That seemed to be the theme for much of the week: positive vibes and celebration, with anything threatening to dampen the mood kept out of sight and mind. Around the city of Chicago, protestors chanted and marched to call attention to Palestinians and the war in Gaza, but they were safely kept blocks away from the convention. When the two sides did intersect, some of the Harris delegates made it clear they weren’t interested in listening, in one eye-catching instance attendees leaving the third night of the love fest were spotted covering their ears as protesters read from the names of Gazans killed by Israel.  

It didn’t have to be this way. In fact, the four-day affair kicked off with some optimism, as Democrats devoted time and space on Monday for an unprecedented panel on Palestinian human rights with Dr. Tanya Haj-Hassan, who worked in Gaza during the war; James Zogby, an Arab-American and former DNC committee member; and Layla Elabed, co-chair of the Uncommitted National Movement. The optimism would be short-lived. That night, the party would send a different message. 

During Joe Biden’s speech, three delegates tried to unfurl a “Stop Arming Israel” banner. Delegates snatched the banner away, and covered the banner with Joe Biden signs. One of them, a visible Muslim woman in a headscarf named Nadia Ahmad, was hit on the head with those signs. There’s been no word from party officials about that incident, although Ahmad has filed a complaint with Chicago police. 

“They’re up there talking about fascism and like hitting me on the head with ‘I love Joe’ signs. That’s not a good look,” Ahmad told The Miami Herald

Biden did give a nod to the pro-Palestine protests, saying “they have a point. A lot of innocent people are being killed on both sides.”

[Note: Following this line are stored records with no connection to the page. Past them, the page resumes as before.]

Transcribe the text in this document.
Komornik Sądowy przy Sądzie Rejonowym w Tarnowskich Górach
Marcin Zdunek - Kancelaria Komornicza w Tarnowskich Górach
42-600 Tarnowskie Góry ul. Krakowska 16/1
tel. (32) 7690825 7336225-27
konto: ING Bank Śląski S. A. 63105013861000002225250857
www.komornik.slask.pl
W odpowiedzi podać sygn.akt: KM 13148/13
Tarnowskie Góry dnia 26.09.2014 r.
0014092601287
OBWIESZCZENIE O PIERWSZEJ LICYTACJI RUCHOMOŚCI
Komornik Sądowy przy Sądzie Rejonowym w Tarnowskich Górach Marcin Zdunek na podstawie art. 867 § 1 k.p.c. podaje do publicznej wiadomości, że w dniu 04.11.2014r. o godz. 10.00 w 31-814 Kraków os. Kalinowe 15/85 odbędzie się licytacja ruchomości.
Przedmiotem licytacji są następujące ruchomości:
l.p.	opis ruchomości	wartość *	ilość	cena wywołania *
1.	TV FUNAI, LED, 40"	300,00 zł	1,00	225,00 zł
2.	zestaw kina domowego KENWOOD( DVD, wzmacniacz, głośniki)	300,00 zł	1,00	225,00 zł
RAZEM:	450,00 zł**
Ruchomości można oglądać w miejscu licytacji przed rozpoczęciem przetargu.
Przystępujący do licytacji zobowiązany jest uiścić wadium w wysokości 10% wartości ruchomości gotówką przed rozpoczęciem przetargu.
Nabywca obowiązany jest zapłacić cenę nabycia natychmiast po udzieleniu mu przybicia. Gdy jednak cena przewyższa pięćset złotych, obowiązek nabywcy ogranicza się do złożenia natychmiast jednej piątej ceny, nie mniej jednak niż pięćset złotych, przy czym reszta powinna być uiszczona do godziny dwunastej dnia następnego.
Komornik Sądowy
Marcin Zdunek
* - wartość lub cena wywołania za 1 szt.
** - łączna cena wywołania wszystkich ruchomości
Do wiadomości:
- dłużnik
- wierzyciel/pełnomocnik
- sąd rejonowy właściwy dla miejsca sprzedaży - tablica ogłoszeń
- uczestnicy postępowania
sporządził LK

“We’re working around the clock, my Secretary of State and I, to prevent a wider war, reunite hostages with their families, and surge humanitarian aid, health services, and food assistance into Gaza now. To end the civilian suffering of the Palestinian people, and finally, finally, finally deliver a ceasefire in this war,” Biden said in one of his louder applause lines Monday night. 

But, each day of the convention went by with mostly passing mentions of the war in Gaza, with greater emphasis given to the hostages held by Hamas. Meanwhile, far from the convention, at a rally in Milwaukee Tuesday, a mere t-shirt with the words “Free Gaza” on it was a bridge too far for Democrats. Leah Fessler, a Yale law school graduate, was taking part in one of her first political events, wanting to show her support for Harris and Tim Walz at an event they would be speaking at. She also wanted to show her support for Palestine, not by protesting, but with her t-shirt. She’d end up being forcibly removed for the anodyne statement her clothing was making.

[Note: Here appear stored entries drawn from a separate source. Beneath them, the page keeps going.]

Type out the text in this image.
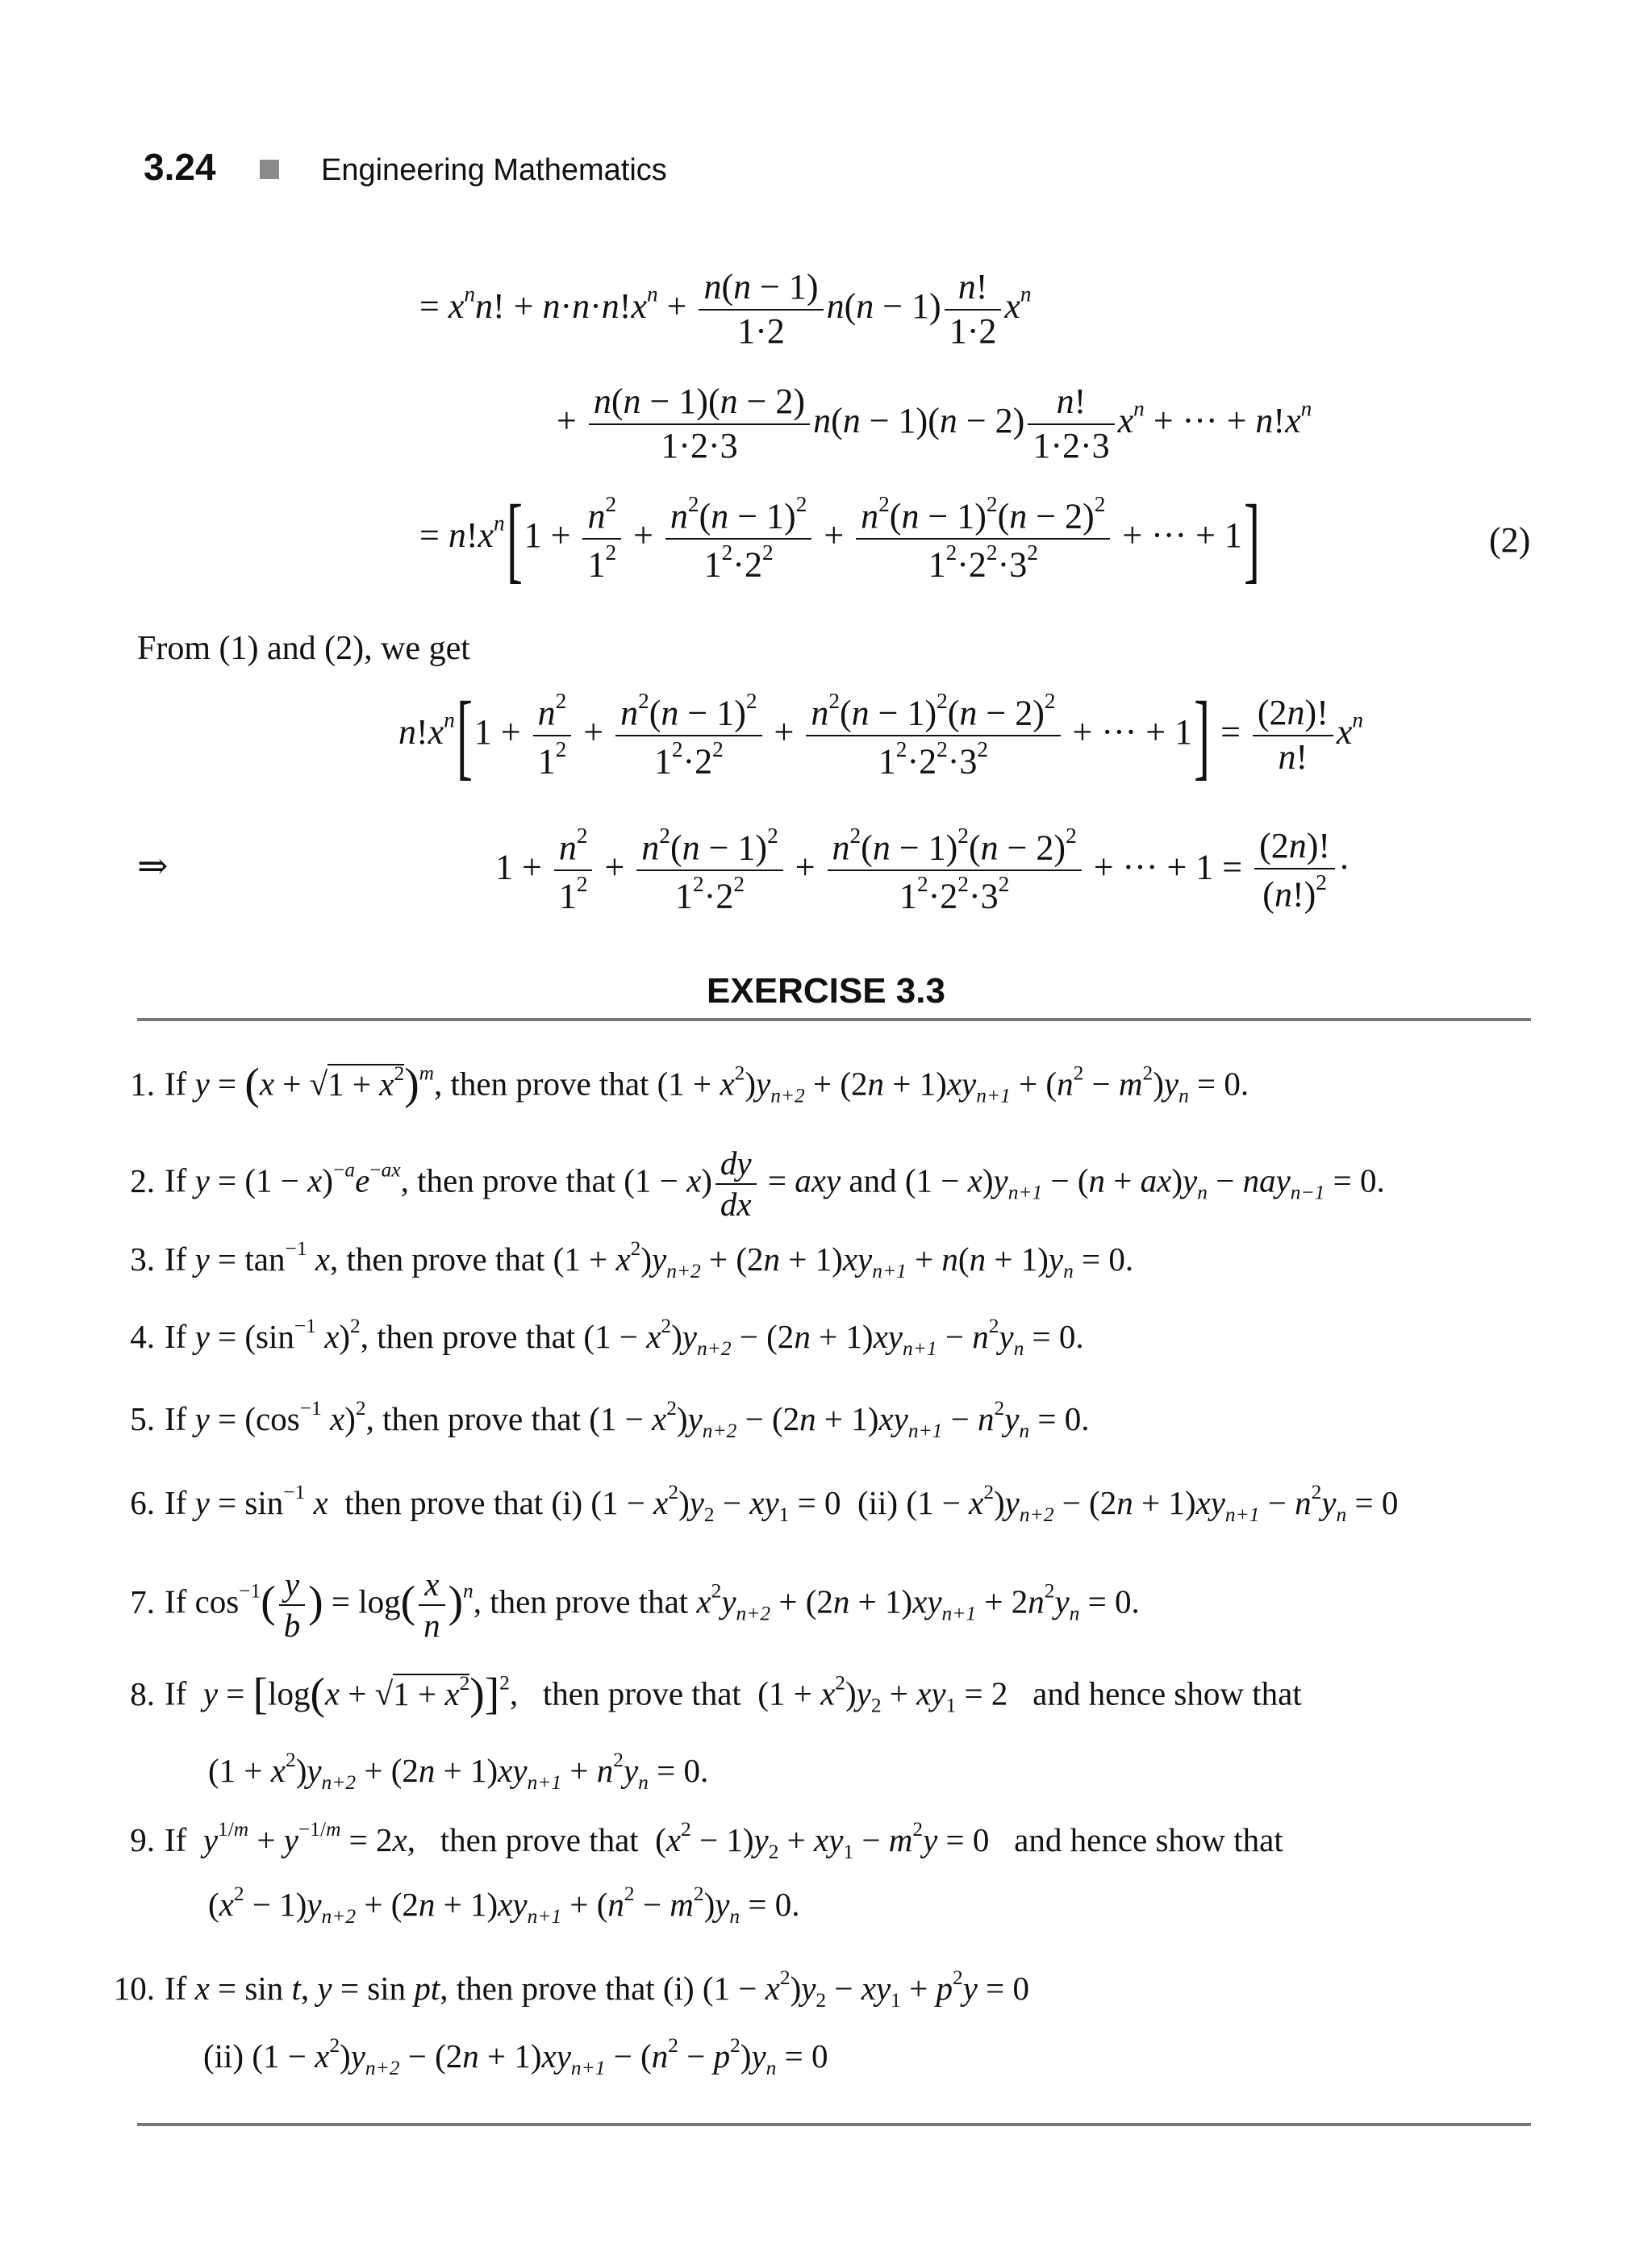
3.24	Engineering Mathematics
= $x^nn$! + $n\cdot n\cdot n!x^n + \frac{n(n - 1)}{1\cdot 2} n(n - 1) \frac{n!}{1\cdot 2} x^n$
+ $\frac{n(n - 1)(n - 2)}{1\cdot 2\cdot 3} n(n - 1)(n - 2) \frac{n!}{1\cdot 2\cdot 3} x^n$ + ··· + $n!x^n$
= $n!x^n[1 + \frac{n^2}{1^2} + \frac{n^2(n - 1)^2}{1^2\cdot 2^2} + \frac{n^2(n - 1)^2(n - 2)^2}{1^2\cdot 2^2\cdot 3^2}$ + ··· + 1]	(2)
From (1) and (2), we get
$n!x^n[1 + \frac{n^2}{1^2} + \frac{n^2(n - 1)^2}{1^2\cdot 2^2} + \frac{n^2(n - 1)^2(n - 2)^2}{1^2\cdot 2^2\cdot 3^2}$ + ··· + $1] = \frac{(2n)!}{n!} x^n$
⇒	$1 + \frac{n^2}{1^2} + \frac{n^2(n - 1)^2}{1^2\cdot 2^2} + \frac{n^2(n - 1)^2(n - 2)^2}{1^2\cdot 2^2\cdot 3^2}$ + ··· + $1 = \frac{(2n)!}{(n!)^2}$ ·
EXERCISE 3.3
1. If $y = (x + √1 + x^2)^m$, then prove that $(1 + x^2)y_{n+2} + (2n + 1)xy_{n+1} + (n^2 - m^2)y_n = 0$.
2. If $y = (1 - x)^{-a}e^{-ax}$, then prove that $(1 - x) \frac{dy}{dx}$ = axy and $(1 - x)y_{n+1} - (n + ax)y_n - nay_{n-1} = 0$.
3. If $y = \tan^{-1} x$, then prove that $(1 + x^2)y_{n+2} + (2n + 1)xy_{n+1} + n(n + 1)y_n = 0$.
4. If $y = (\sin^{-1}$ x)$^2$, then prove that $(1 - x^2)y_{n+2} - (2n + 1)xy_{n+1} - n^2y_n = 0$.
5. If $y = (\cos^{-1}$ x)$^2$, then prove that $(1 - x^2)y_{n+2} - (2n + 1)xy_{n+1} - n^2y_n = 0$.
6. If $y = \sin^{-1} x$ then prove that (i) $(1 - x^2)y_2 - xy_1 = 0$  (ii) $(1 - x^2)y_{n+2} - (2n + 1)xy_{n+1} - n^2y_n = 0$
7. If $\cos^{-1}( \frac{y}{b}$ ) = $\log( \frac{x}{n} )^n$, then prove that $x^2y_{n+2} + (2n + 1)xy_{n+1} + 2n^2y_n = 0$.
8. If $y = [\log(x + √1 + x^2)]^2$,   then prove that  $(1 + x^2)y_2 + xy_1 = 2$   and hence show that
$(1 + x^2)y_{n+2} + (2n + 1)xy_{n+1} + n^2y_n = 0$.
9. If $y^{1/m} + y^{-1/m} = 2x$,   then prove that  $(x^2 - 1)y_2 + xy_1 - m^2y = 0$   and hence show that
$(x^2 - 1)y_{n+2} + (2n + 1)xy_{n+1} + (n^2 - m^2)y_n = 0$.
10. If x = sin t, y = sin pt, then prove that (i) $(1 - x^2)y_2 - xy_1 + p^2y = 0$
(ii) $(1 - x^2)y_{n+2} - (2n + 1)xy_{n+1} - (n^2 - p^2)y_n = 0$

“I just don’t understand how they’re publicly saying that they want people who support Palestine to be part of their movement,” Fessler told me over the phone Friday morning. She didn’t shout or interrupt the rally, and even at one point covered up her shirt with a Wisconsin Dems sweatshirt she brought with her.

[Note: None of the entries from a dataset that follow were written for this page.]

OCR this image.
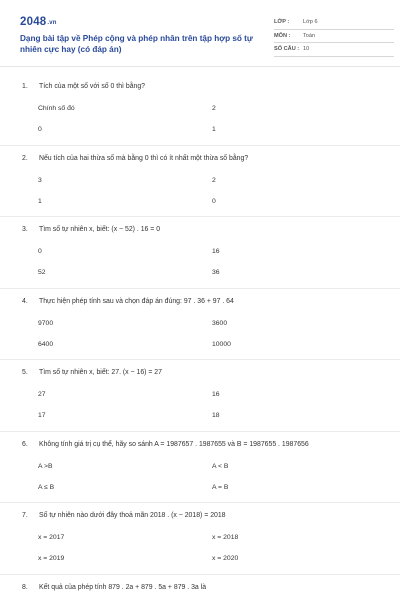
2048.vn
Dạng bài tập về Phép cộng và phép nhân trên tập hợp số tự nhiên cực hay (có đáp án)
LỚP : Lớp 6
MÔN : Toán
SỐ CÂU : 10
1. Tích của một số với số 0 thì bằng?
Chính số đó	2
0	1
2. Nếu tích của hai thừa số mà bằng 0 thì có ít nhất một thừa số bằng?
3	2
1	0
3. Tìm số tự nhiên x, biết: (x − 52) . 16 = 0
0	16
52	36
4. Thực hiện phép tính sau và chọn đáp án đúng: 97 . 36 + 97 . 64
9700	3600
6400	10000
5. Tìm số tự nhiên x, biết: 27. (x − 16) = 27
27	16
17	18
6. Không tính giá trị cụ thể, hãy so sánh A = 1987657 . 1987655 và B = 1987655 . 1987656
A >B	A < B
A ≤ B	A = B
7. Số tự nhiên nào dưới đây thoả mãn 2018 . (x − 2018) = 2018
x = 2017	x = 2018
x = 2019	x = 2020
8. Kết quả của phép tính 879 . 2a + 879 . 5a + 879 . 3a là
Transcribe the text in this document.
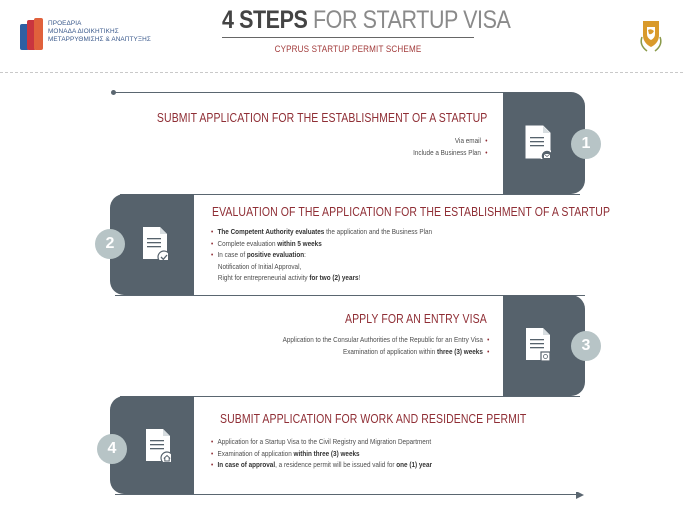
ΠΡΟΕΔΡΙΑ
ΜΟΝΑΔΑ ΔΙΟΙΚΗΤΙΚΗΣ
ΜΕΤΑΡΡΥΘΜΙΣΗΣ & ΑΝΑΠΤΥΞΗΣ
4 STEPS FOR STARTUP VISA
CYPRUS STARTUP PERMIT SCHEME
SUBMIT APPLICATION FOR THE ESTABLISHMENT OF A STARTUP
Via email •
Include a Business Plan •
1
EVALUATION OF THE APPLICATION FOR THE ESTABLISHMENT OF A STARTUP
• The Competent Authority evaluates the application and the Business Plan
• Complete evaluation within 5 weeks
• In case of positive evaluation:
Notification of Initial Approval,
Right for entrepreneurial activity for two (2) years!
2
APPLY FOR AN ENTRY VISA
Application to the Consular Authorities of the Republic for an Entry Visa •
Examination of application within three (3) weeks •	3
SUBMIT APPLICATION FOR WORK AND RESIDENCE PERMIT
• Application for a Startup Visa to the Civil Registry and Migration Department
• Examination of application within three (3) weeks
• In case of approval, a residence permit will be issued valid for one (1) year
4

One of the few Muslim speakers in Chicago, Minnesota Attorney General Keith Ellison, told the crowd Wednesday night, “They’re listening friends, They agree with us” regarding the need for a ceasefire, an end to the loss of innocent lives in Gaza, and to bring hostages home.

It stood out that the greatest acknowledgement of the toll on Palestinian lives would come from the parents of a captive in Gaza, Jon Polin and his wife Rachel Goldberg-Polin. Polin told the delegates that “In an inflamed Middle East, we know the one thing that can most immediately release pressure and bring hope to the entire region, a deal that brings this diverse group of 109 hostages home and ends the suffering of the innocent civilians in Gaza. The time is now.”

That night, the delegates from the Uncommitted Movement, who had been asking for months for a speaker to represent them during one of the convention nights, heard that their request had been denied. They had put forth the names of many speakers, including doctors who had been to Gaza and Palestinian Americans who had fully endorsed Harris. One speaker, Palestinian-American Georgia legislator Ruwa Romman, even had a vetted speech that was ready to go—which included a non-controversial call for party unity and commitment to keep Trump from the White House in November. 

The group would hold a sit-in overnight outside of the United Center, hoping in vain that organizers would make room for just a few minutes for a Palestinian-American speaker to give a voice to the conflict. Support would come from the Squad, the progressives in Congress who have been the most vocal in their pro-Palestine advocacy. Other elected Democrats emerged, calling on the party to add a Palestinian speaker—these included Ellison, Chicago Mayor Brandon Johnson, and even Senator Elizabeth Warren, who personally made a call herself.

They would be ignored. A Harris campaign advisor, Ian Sams, offered CNN some doublespeak: “Well, I think we’ve given them a lot of opportunities to engage in this process at the convention.” Romman would deliver her short, two-minute speech on the street. 

In the end, between the Republican and Democratic National Conventions, only one would have an Arab-American speaker: the GOP, which featured Trump’s lawyer Alina Habba, an Iraqi-American, who made no mention of the Palestinians. 

All that the Uncommitted movement’s members—as well as a wider constellation of Muslims, Arab Americans, and other people of conscience—were asking of Democrats was a small recognition of Palestinian humanity and suffering, from the party that doesn’t use Palestinian as an epithet, by putting one on stage at their supposed “big tent” event. It would hardly have been as alien to the party’s rank and file as the appearance made by the Teamsters’ Sean O’Brien at the Republican National Convention. Support for Palestine actually exists in the Democratic Party’s rank and file, said Fessler. 

“My respect is with Rashida Tlaib, Ilhan Omar, and others who say it’s possible to support our country and oppose a genocide, I feel like Democrats are about to lose a ton of votes, and I’m not happy about that,” she told me. 

In the end, Harris’s speech called for an end to “this war, such that Israel is secure, the hostages are released, the suffering in Gaza ends and the Palestinian people can realize their right to dignity, security, freedom and self-determination.” While this stance might sound revolutionary, the rhetoric is stale: President Barack Obama made stronger remarks, in Israel, more than a decade ago. 

Decades ago, Democrats used to ignore the Palestinian cause. This very publication, once the standard-bearer of Democratic orthodoxy, had a staunch, pro-Israel and anti-Palestinian stance under its longtime owner Martin Peretz. But those days are long gone, with Palestinian voices such as Yusuf Munayyer, Laila El-Haddad, and Omar Shaban being given space to advocate for their homeland. This magazine even published a rare editorial calling for an end to arms shipments to Israel in April. In the U.S., public opinion has shifted in the same direction—rather rapidly, in fact. 

The New Republic has come to a new conclusion about Palestine after many years. But the Democratic Party, despite the fact that many of its elected officials have followed suit, the Democratic Party as an institution remains adrift from public sentiment and moral authority—and with Kamala Harris as its presidential nominee, hopes that this might change are substantially diminished. Ultimately, this was a call she should have been capable of making: It would have only taken a few minutes of acknowledgement to shore up support and bring everyone at the convention into the fold, faith renewed, looking ahead to November.  

A big theme of this year’s convention was a phrase repeated by many of the speakers: “We’re not going back.” Arab-Americans, Muslims, and other supporters of the Palestinians want the Democratic Party to assert that it won’t go back on Palestine, either. It’s not a good sign that they could not clear this lowest of bars.